Cite as: https://hdl.handle.net/21.11116/0000-0001-D529-1
Conveying emotions in spoken poetry may be based on a poem’s semantic content and/or on emotional prosody, i.e. on acoustic features above single speech sounds. However, hypotheses of more direct sound–emotion relations in poetry, such as those based on the frequency of occurrence of certain phonemes, have not withstood empirical (re)testing. Therefore, we investigated sound–emotion associations based on prosodic features as a potential alternative route for the, at least partially, non-semantic expression and perception of emotions in poetry. We first conducted a pre-study designed to validate relevant parameters of joy- and sadness-supporting prosody in the recitation, i.e. acoustic production, of poetry. The parameters obtained thereof guided the experimental modification of recordings of German joyful and sad poems such that for each poem, three prosodic variants were constructed: one with a joy-supporting prosody, one with a sadness-supporting prosody, and a neutral variant. In the subsequent experiment, native German speakers and participants with no command of German rated the joyfulness and sadness of these three variants. This design allowed us to investigate the role of emotional prosody, operationalized in terms of sound-emotion parameters, both in combination with and dissociated from semantic access to the emotional content of the poems.

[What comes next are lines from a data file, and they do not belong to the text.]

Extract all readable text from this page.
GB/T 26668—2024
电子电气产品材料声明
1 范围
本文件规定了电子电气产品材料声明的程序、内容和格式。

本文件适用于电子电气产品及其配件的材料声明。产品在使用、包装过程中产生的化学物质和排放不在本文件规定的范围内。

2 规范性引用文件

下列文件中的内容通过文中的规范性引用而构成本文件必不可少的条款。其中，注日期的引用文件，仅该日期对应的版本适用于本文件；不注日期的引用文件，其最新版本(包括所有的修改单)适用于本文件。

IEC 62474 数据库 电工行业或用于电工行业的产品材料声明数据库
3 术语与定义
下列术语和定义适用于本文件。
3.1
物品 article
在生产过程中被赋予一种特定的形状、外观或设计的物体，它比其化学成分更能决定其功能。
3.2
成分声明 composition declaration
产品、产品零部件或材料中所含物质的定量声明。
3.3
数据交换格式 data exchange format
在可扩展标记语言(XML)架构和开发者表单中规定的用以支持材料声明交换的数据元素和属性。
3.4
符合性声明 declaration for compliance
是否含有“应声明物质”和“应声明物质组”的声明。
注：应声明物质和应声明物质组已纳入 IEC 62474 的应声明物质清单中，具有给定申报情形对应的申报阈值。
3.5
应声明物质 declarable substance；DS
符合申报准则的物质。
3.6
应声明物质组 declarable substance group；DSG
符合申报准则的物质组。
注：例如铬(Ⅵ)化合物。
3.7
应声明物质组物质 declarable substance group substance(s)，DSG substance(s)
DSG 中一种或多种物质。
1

The findings from our pre-study showed that the emotional content of poems (based on pre-classifications into joyful and sad) indeed predicted the prosodic features pitch and articulation rate. The subsequent perception experiment revealed that cues provided by joyful and sad prosody specifically affect non-German-speaking listeners’ emotion ratings of the poems. Thus, the present investigation lends support to the hypothesis of prosody-based iconic relations between perceived emotion and sound qualia. At the same time, our findings also highlight that semantic access substantially decreases the role of cross-language sound–emotion associations and indicate that non-German-speaking participants may also use phonetic and prosodic cues other than the ones that were targeted and manipulated here.